El lugar escogido para acampar entre la parte oriental y occidental del Svartisen proporcionaba una inmejorable vista de la rampa enorme que debíamos acometer al día siguiente, casi al límite de lo esquiable con pulka.

La calota oriental que teníamos por delante está mucho menos transitada, es más rocosa y alpina. Después de cruzarla durante un día entero, al final de la tarde, ya con las últimas luces, encaramos el Fingerbreen: la mejor salida del glaciar que habíamos visto en el mapa. Sobre el terreno resultó ser inmejorable. Nos deslizamos esquiando más de 6 kilómetros cuesta abajo con una inclinación casi perfecta, parecía una pista de esquí. Sólo al final aparecieron algunas grietas y seracs. Fuera del glaciar acampamos sobre un lago helado rodeado de montañas y los bosques cercanos.

De vuelta a los bosques

Volvimos a los bosques el décimo día de travesía. El glaciar quedaba a nuestra espalda dominando el paisaje con un sol que quemaba la piel. Sabíamos de una cabaña en el camino y esperábamos alcanzarla al atardecer. Estábamos tiesos de provisiones y hambrientos.

Nuestras plegarias fueron atendidas y en Blakadalashytta nos dimos un verdadero festín a base de mantequilla, mermelada caducada y galletas duras como piedras.

Al día siguiente la idea era llegar hasta el río que habíamos visto en el mapa y salir remando por él. Así pues, nos lanzamos esquiando ladera abajo en busca de ese río, esquivando árboles. Tuvimos que afinar mucho para no acabar estampados en alguno de ellos. Al final de esa gloriosa bajada estaba el río, abierto y llamándonos, ¡Qué lugar más bello! ¡Qué salvaje! Qué sorpresa más encantadora y qué buen río parecía. Era un día soleado y casi templado. Enseguida hinchamos los packrafts, nos pusimos los trajes secos y nos metimos a remar por un río que mucho antes de lo deseado empezó a encañonarse hasta convertirse en un riachuelo innavegable. Sacamos los barcos del agua y volvimos al bosque, remontando una ladera empinada de nieve hasta un camino nevado entre árboles que prometía llegar al mismo sitio que el río.

Otra vez nos calzamos los esquíes y nos dejamos caer cuesta abajo por la senda del bosque hasta que dimos con la carretera que buscábamos, la cual marcaba el final de la ruta. Todo lo que había al final del camino eran un par de casas y la sensación abrupta de haber llegado de golpe a la civilización. Aunque mucha civilización no se veía por ninguna parte.

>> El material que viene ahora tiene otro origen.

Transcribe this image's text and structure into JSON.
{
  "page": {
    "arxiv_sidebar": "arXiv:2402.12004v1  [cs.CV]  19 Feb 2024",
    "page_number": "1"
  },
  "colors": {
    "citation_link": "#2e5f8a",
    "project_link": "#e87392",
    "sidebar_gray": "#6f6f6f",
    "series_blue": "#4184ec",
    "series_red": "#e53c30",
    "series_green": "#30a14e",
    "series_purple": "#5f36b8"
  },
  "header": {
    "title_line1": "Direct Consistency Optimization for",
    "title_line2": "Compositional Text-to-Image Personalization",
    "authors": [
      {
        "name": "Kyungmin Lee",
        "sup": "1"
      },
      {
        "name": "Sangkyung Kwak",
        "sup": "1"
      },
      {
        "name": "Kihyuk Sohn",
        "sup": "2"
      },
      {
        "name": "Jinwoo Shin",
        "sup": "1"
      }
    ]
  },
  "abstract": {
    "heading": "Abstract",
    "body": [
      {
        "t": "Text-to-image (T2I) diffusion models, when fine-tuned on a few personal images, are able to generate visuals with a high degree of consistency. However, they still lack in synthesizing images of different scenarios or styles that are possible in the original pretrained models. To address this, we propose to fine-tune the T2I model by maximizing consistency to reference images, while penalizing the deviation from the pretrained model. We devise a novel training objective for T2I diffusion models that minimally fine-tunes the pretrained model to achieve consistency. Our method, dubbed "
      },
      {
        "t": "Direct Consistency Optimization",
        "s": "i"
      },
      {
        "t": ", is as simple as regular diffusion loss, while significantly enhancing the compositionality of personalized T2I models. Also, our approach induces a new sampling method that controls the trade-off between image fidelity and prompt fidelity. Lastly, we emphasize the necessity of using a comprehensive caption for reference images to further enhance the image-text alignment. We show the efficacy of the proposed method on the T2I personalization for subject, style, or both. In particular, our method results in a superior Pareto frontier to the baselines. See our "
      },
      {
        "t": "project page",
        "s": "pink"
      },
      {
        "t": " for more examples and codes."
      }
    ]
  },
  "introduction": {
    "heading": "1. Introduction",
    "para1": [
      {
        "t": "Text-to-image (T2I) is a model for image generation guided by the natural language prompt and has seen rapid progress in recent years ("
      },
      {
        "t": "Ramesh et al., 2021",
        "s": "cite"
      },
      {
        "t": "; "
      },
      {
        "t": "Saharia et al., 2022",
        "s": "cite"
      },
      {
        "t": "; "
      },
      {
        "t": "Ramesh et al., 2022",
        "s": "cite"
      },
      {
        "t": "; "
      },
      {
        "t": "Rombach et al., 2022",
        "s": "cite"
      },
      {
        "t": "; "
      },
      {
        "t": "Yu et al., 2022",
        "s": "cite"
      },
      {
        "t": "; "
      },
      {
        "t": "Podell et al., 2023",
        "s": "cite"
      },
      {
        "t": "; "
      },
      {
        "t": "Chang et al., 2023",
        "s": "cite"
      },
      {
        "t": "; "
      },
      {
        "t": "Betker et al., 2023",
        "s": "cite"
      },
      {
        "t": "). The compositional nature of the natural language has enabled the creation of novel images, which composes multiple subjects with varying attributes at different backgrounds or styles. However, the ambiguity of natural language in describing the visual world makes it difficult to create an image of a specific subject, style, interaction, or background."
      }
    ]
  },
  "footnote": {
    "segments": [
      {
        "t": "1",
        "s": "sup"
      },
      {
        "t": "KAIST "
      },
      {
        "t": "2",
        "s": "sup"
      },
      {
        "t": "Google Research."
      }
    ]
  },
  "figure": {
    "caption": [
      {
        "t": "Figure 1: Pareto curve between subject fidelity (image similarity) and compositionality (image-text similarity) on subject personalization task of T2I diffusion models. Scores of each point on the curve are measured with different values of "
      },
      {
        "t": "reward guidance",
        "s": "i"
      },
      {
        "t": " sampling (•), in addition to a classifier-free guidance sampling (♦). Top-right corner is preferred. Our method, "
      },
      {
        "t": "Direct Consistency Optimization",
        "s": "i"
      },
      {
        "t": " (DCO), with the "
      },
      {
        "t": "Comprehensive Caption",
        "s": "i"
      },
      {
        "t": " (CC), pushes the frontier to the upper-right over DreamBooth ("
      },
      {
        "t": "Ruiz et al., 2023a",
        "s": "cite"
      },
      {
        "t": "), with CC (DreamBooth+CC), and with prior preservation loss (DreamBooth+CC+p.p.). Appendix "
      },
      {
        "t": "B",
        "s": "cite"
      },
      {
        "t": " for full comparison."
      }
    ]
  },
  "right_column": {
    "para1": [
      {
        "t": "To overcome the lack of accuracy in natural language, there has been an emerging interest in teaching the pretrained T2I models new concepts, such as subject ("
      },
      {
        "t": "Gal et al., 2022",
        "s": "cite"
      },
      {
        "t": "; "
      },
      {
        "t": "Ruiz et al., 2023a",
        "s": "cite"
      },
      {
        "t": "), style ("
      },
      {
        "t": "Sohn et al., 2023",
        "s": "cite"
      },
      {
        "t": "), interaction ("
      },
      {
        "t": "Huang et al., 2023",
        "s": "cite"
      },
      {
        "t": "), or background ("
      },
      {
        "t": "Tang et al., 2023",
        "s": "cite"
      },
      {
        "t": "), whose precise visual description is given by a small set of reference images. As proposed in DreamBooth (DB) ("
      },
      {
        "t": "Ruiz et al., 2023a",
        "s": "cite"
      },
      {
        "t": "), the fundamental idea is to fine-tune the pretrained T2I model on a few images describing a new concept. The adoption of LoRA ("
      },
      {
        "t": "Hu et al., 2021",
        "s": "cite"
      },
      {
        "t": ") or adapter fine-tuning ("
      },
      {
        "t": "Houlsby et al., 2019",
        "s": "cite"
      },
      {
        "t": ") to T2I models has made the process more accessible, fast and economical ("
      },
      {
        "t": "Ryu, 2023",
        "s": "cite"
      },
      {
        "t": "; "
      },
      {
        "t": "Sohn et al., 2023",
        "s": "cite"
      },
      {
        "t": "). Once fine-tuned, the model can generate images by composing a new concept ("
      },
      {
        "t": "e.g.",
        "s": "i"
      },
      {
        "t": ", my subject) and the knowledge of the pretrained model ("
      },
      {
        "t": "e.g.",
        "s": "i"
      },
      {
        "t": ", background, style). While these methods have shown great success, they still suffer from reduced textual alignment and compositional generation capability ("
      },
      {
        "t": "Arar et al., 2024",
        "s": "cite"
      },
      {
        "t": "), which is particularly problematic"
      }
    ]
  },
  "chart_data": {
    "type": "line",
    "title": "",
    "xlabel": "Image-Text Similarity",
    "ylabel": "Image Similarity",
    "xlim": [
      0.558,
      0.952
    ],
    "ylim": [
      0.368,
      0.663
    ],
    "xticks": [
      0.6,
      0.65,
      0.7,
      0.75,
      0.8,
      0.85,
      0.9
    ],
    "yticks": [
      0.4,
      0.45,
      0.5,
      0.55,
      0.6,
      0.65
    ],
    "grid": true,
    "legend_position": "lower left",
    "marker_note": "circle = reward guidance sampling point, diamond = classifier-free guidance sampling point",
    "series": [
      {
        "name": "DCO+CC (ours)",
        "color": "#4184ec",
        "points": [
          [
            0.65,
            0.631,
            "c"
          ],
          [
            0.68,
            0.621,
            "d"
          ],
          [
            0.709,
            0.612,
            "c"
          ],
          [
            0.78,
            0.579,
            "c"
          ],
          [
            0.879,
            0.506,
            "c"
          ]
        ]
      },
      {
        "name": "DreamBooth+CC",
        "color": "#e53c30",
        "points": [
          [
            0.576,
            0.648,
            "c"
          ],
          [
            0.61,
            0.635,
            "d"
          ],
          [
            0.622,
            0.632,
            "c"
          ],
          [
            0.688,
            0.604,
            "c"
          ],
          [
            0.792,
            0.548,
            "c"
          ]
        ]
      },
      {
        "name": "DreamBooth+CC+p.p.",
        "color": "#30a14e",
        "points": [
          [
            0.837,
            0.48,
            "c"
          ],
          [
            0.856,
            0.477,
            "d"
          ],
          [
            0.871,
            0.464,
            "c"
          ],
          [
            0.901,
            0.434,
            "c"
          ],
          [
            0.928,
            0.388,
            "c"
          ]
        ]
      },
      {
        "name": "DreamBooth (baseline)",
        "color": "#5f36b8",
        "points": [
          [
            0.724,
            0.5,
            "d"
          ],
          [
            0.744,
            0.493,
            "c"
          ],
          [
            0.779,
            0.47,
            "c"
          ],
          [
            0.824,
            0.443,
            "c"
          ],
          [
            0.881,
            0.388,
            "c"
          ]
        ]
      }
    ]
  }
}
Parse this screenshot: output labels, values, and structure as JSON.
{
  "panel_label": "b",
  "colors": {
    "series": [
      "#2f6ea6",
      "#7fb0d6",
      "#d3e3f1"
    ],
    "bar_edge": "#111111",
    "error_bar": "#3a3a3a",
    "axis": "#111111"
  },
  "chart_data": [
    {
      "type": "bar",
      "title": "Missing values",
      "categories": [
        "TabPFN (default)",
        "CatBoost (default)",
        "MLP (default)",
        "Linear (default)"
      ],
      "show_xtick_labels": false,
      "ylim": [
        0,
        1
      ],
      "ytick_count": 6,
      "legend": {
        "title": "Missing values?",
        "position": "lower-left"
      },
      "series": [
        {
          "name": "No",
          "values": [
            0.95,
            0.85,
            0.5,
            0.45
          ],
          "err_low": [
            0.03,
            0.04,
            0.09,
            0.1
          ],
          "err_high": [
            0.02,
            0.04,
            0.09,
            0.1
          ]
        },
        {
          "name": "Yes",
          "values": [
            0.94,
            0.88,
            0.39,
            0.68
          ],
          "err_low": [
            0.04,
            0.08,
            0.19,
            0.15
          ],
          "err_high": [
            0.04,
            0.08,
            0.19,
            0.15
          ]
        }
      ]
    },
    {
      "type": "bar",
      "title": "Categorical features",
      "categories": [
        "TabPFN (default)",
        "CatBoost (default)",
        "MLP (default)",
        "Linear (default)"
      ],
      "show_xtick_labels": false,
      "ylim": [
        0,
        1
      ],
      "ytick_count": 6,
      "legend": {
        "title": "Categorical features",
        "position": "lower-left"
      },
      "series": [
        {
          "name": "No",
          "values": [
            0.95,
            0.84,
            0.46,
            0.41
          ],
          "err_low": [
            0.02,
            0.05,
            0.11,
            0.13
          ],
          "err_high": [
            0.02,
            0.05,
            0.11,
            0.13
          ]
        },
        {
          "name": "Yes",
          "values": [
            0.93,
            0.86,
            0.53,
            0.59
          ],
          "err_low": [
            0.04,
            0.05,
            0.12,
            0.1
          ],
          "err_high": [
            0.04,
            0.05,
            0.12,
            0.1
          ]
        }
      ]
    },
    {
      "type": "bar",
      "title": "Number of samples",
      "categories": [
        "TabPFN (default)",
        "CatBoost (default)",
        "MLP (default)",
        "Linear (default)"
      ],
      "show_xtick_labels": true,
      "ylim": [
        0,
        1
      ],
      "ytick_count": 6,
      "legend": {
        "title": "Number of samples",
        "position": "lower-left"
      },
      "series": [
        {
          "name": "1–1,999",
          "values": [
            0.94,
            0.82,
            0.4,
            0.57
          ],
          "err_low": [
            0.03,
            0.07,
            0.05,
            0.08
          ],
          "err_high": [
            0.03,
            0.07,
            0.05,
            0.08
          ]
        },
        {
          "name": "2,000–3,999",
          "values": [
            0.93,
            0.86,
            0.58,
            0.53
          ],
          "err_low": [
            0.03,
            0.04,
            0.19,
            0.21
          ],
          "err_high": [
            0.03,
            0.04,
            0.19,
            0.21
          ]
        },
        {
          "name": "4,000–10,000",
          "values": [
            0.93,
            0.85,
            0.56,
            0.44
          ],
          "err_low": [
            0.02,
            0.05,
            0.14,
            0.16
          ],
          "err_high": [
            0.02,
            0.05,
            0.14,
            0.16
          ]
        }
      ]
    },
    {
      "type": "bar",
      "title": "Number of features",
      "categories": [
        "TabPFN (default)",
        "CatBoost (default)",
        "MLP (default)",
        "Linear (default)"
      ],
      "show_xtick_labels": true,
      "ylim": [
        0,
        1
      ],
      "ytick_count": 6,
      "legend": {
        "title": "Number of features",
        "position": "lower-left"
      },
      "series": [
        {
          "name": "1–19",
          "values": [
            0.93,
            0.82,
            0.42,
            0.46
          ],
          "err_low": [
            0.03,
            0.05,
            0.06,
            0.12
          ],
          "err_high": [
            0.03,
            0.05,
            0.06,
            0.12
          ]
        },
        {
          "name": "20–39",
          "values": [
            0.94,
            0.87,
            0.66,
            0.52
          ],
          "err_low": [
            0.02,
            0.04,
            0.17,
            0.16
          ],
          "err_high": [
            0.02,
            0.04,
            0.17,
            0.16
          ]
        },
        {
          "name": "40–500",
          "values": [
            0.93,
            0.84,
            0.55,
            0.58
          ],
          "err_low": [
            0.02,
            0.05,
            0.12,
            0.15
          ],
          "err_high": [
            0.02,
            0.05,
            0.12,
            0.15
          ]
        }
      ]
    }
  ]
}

Pasada la euforia de ese gran final, la pregunta era cómo demonios íbamos a llegar a Mo I Rana, a 27 kilómetros, sin llamar a un taxi. Podríamos haber remado un río más grande que estaba allí mismo junto a la carretera, pero ya no tenía ningún encanto. Además andábamos con prisa, nuestro vuelo salía al día siguiente. Hilo desplegó todas sus habilidades y convenció a un tipo que pasaba por la carretera para que nos llevara en su pickup, al menos hasta el aeropuerto en la carretera principal, y a sólo 9 km de Mo I Rana. Me pareció un milagro que el tipo accediera a llevarnos. Nos acomodamos en la caja de la pickup como mercancía. Su perro nos miraba burlón desde los asientos traseros y a la altura del aeropuerto nos basculó sin piedad.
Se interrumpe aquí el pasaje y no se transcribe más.